Viabilità, sblocco cantieri lucani. Sindacati e amministratori manifestano per la SS95 Tito – Brienza

Statale 95 BrienzaTutti uniti contro Anas: amministratori locali, al governo e di minoranza, rappresentanze della politica regionale ed i sindacati.
Su iniziativa della Fillea Cgil, Filca Cisl e Feneal Uil, protesta per chiedere lo sblocco delle opere incompiute in regione ad iniziare dal VI lotto della SS95 Tito-Brienza – l’ultimo e che consentirebbe di agevolare il collegamento dall’hinterland del capoluogo di regione da e verso la Val d’Agri.

Dal 1997, data di apertura dell’arteria, il traffico viene canalizzato ad imbuto nel centro abitato burgentino. “Ben 22 mila passaggi censiti al giorno – ha dichiarato il sindaco Donato Distefano – con ripercussioni sull’ambiente e la sicurezza di persone e veicoli.” Promesse e rinvii fino allo stanziamento di 103 mln di euro ed a giugno 2014 dell’appalto alla Iercantieri Vittadello per 64,3 mln di euro.
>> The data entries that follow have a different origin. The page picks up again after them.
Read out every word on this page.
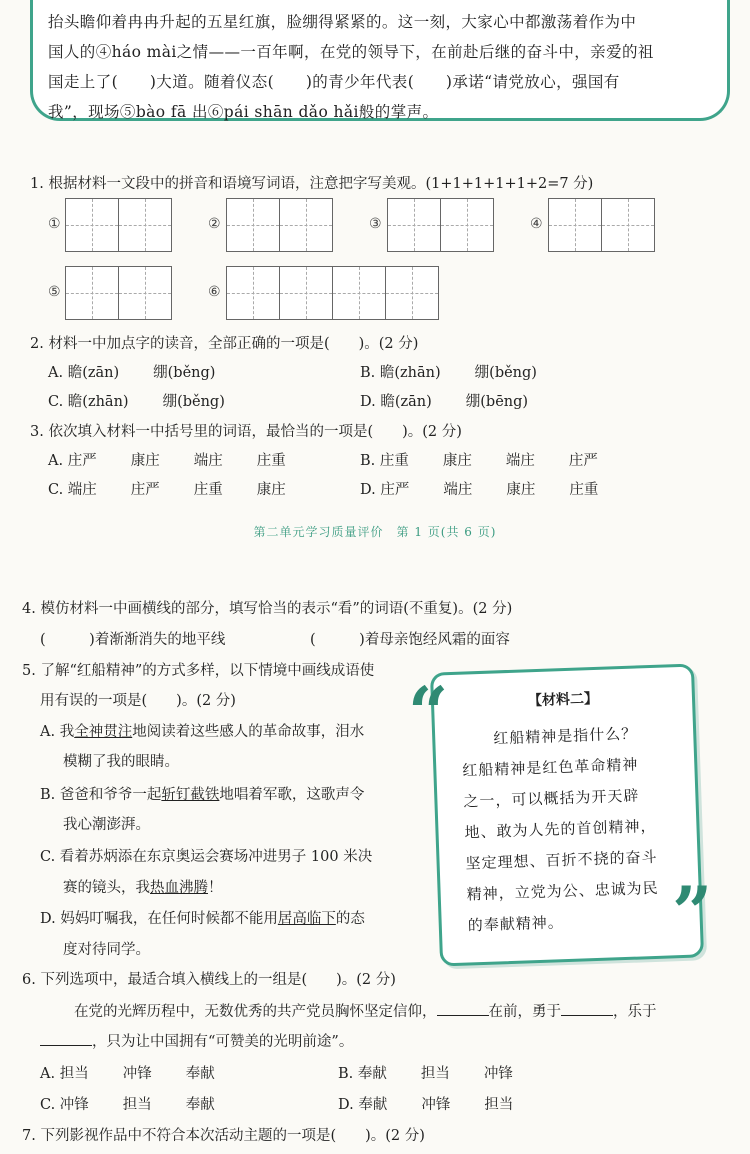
抬头瞻仰着冉冉升起的五星红旗，脸绷得紧紧的。这一刻，大家心中都激荡着作为中
国人的④háo mài之情——一百年啊，在党的领导下，在前赴后继的奋斗中，亲爱的祖
国走上了(　　)大道。随着仪态(　　)的青少年代表(　　)承诺“请党放心，强国有
我”，现场⑤bào fā 出⑥pái shān dǎo hǎi般的掌声。
1. 根据材料一文段中的拼音和语境写词语，注意把字写美观。(1+1+1+1+1+2=7 分)
①	②	③	④
⑤	⑥
2. 材料一中加点字的读音，全部正确的一项是(　　)。(2 分)
A. 瞻(zān) 绷(běng)	B. 瞻(zhān) 绷(běng)
C. 瞻(zhān) 绷(běng)	D. 瞻(zān) 绷(bēng)
3. 依次填入材料一中括号里的词语，最恰当的一项是(　　)。(2 分)
A. 庄严 康庄 端庄 庄重	B. 庄重 康庄 端庄 庄严
C. 端庄 庄严 庄重 康庄	D. 庄严 端庄 康庄 庄重
第二单元学习质量评价　第 1 页(共 6 页)
4. 模仿材料一中画横线的部分，填写恰当的表示“看”的词语(不重复)。(2 分)
(　　　)着渐渐消失的地平线	(　　　)着母亲饱经风霜的面容
5. 了解“红船精神”的方式多样，以下情境中画线成语使
用有误的一项是(　　)。(2 分)
A. 我全神贯注地阅读着这些感人的革命故事，泪水
模糊了我的眼睛。
B. 爸爸和爷爷一起斩钉截铁地唱着军歌，这歌声令
我心潮澎湃。
C. 看着苏炳添在东京奥运会赛场冲进男子 100 米决
赛的镜头，我热血沸腾！
D. 妈妈叮嘱我，在任何时候都不能用居高临下的态
度对待同学。
【材料二】
　　红船精神是指什么？
红船精神是红色革命精神
之一，可以概括为开天辟
地、敢为人先的首创精神，
坚定理想、百折不挠的奋斗
精神，立党为公、忠诚为民
的奉献精神。
“
”
6. 下列选项中，最适合填入横线上的一组是(　　)。(2 分)
在党的光辉历程中，无数优秀的共产党员胸怀坚定信仰，	在前，勇于	，乐于
，只为让中国拥有“可赞美的光明前途”。
A. 担当 冲锋 奉献	B. 奉献 担当 冲锋
C. 冲锋 担当 奉献	D. 奉献 冲锋 担当
7. 下列影视作品中不符合本次活动主题的一项是(　　)。(2 分)
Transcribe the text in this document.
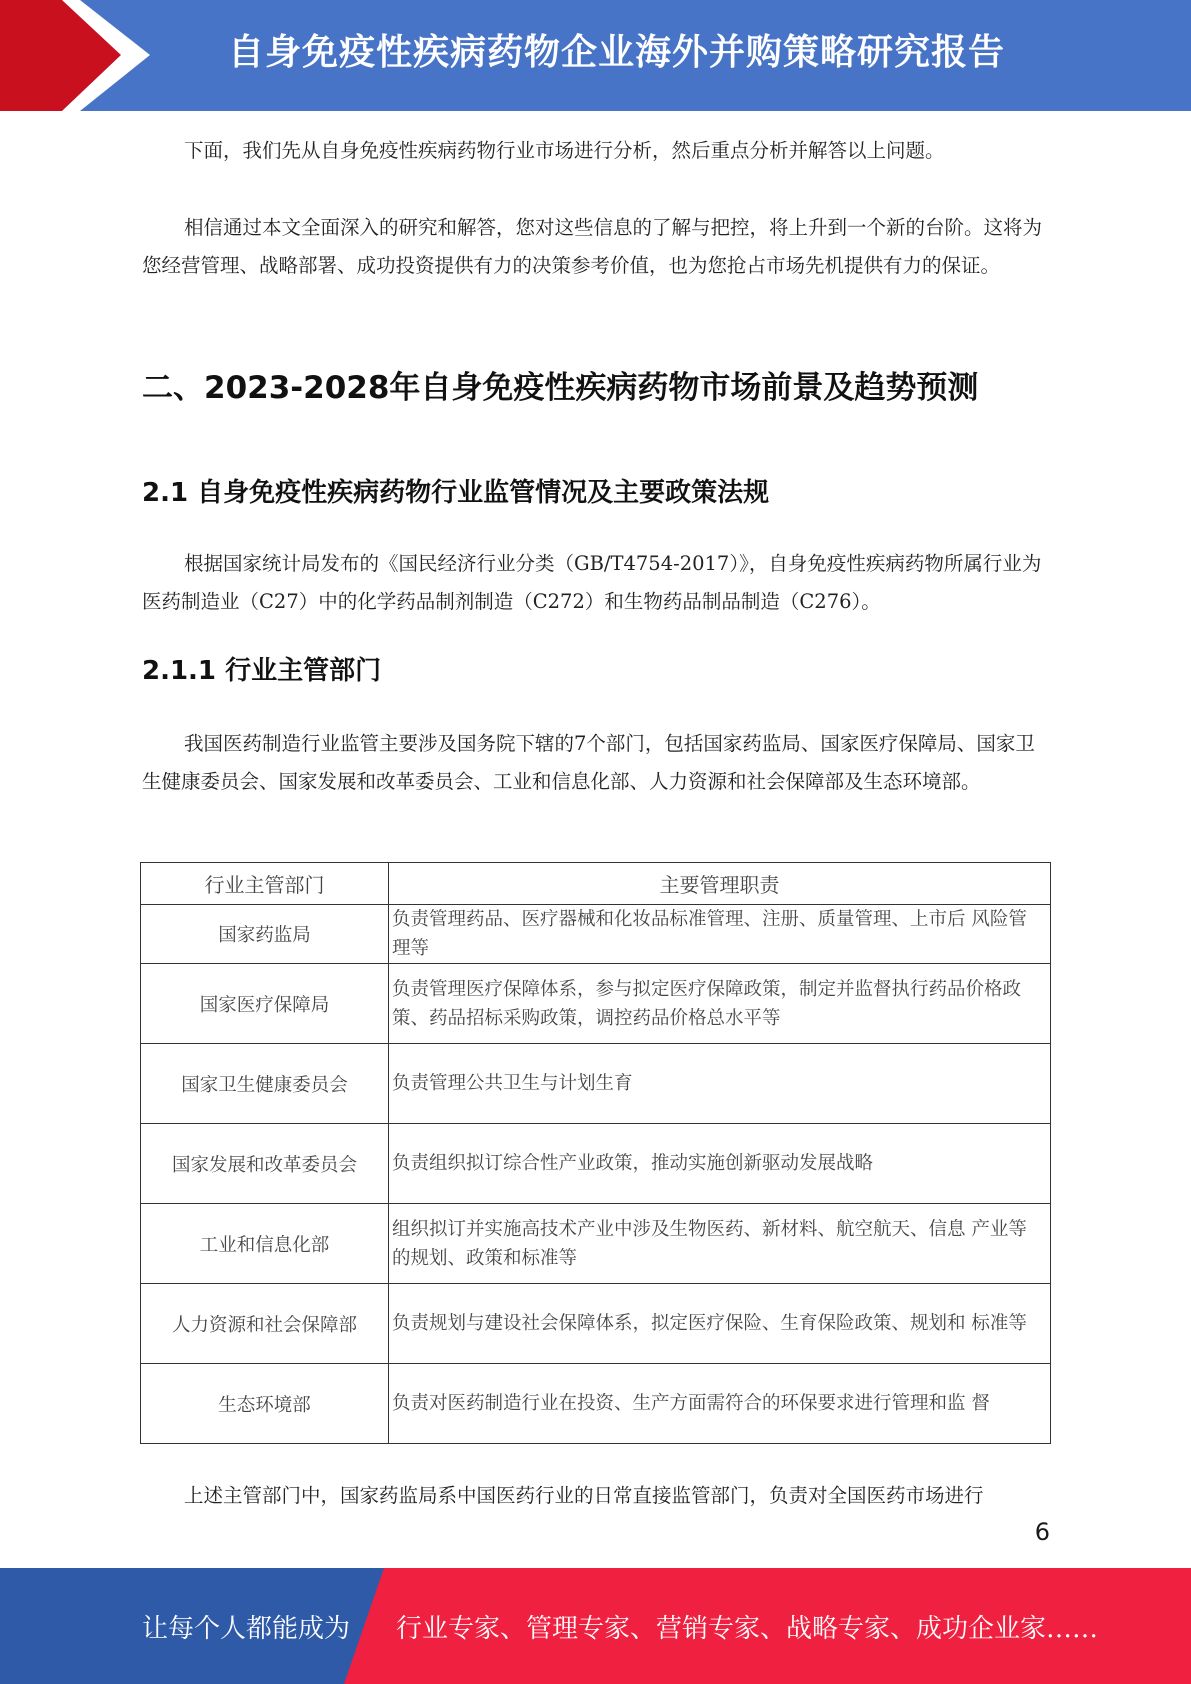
自身免疫性疾病药物企业海外并购策略研究报告

下面，我们先从自身免疫性疾病药物行业市场进行分析，然后重点分析并解答以上问题。

相信通过本文全面深入的研究和解答，您对这些信息的了解与把控，将上升到一个新的台阶。这将为您经营管理、战略部署、成功投资提供有力的决策参考价值，也为您抢占市场先机提供有力的保证。

二、2023-2028年自身免疫性疾病药物市场前景及趋势预测
2.1 自身免疫性疾病药物行业监管情况及主要政策法规

根据国家统计局发布的《国民经济行业分类（GB/T4754-2017）》，自身免疫性疾病药物所属行业为医药制造业（C27）中的化学药品制剂制造（C272）和生物药品制品制造（C276）。

2.1.1 行业主管部门

我国医药制造行业监管主要涉及国务院下辖的7个部门，包括国家药监局、国家医疗保障局、国家卫生健康委员会、国家发展和改革委员会、工业和信息化部、人力资源和社会保障部及生态环境部。

行业主管部门	主要管理职责
国家药监局	负责管理药品、医疗器械和化妆品标准管理、注册、质量管理、上市后 风险管理等
国家医疗保障局	负责管理医疗保障体系，参与拟定医疗保障政策，制定并监督执行药品价格政策、药品招标采购政策，调控药品价格总水平等
国家卫生健康委员会	负责管理公共卫生与计划生育
国家发展和改革委员会	负责组织拟订综合性产业政策，推动实施创新驱动发展战略
工业和信息化部	组织拟订并实施高技术产业中涉及生物医药、新材料、航空航天、信息 产业等的规划、政策和标准等
人力资源和社会保障部	负责规划与建设社会保障体系，拟定医疗保险、生育保险政策、规划和 标准等
生态环境部	负责对医药制造行业在投资、生产方面需符合的环保要求进行管理和监 督

上述主管部门中，国家药监局系中国医药行业的日常直接监管部门，负责对全国医药市场进行

6
让每个人都能成为 行业专家、管理专家、营销专家、战略专家、成功企业家……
Tempi di esecuzione fissati a tre anni e mezzo. Una opportunità di rialimentare anche il settore delle costruzioni lucano, duramente provato negli anni della crisi economica. Pronti ad una nuova mobilitazione, i sindacati hanno chiesto la convocazione di un tavolo ad hoc presso la Regione Basilicata.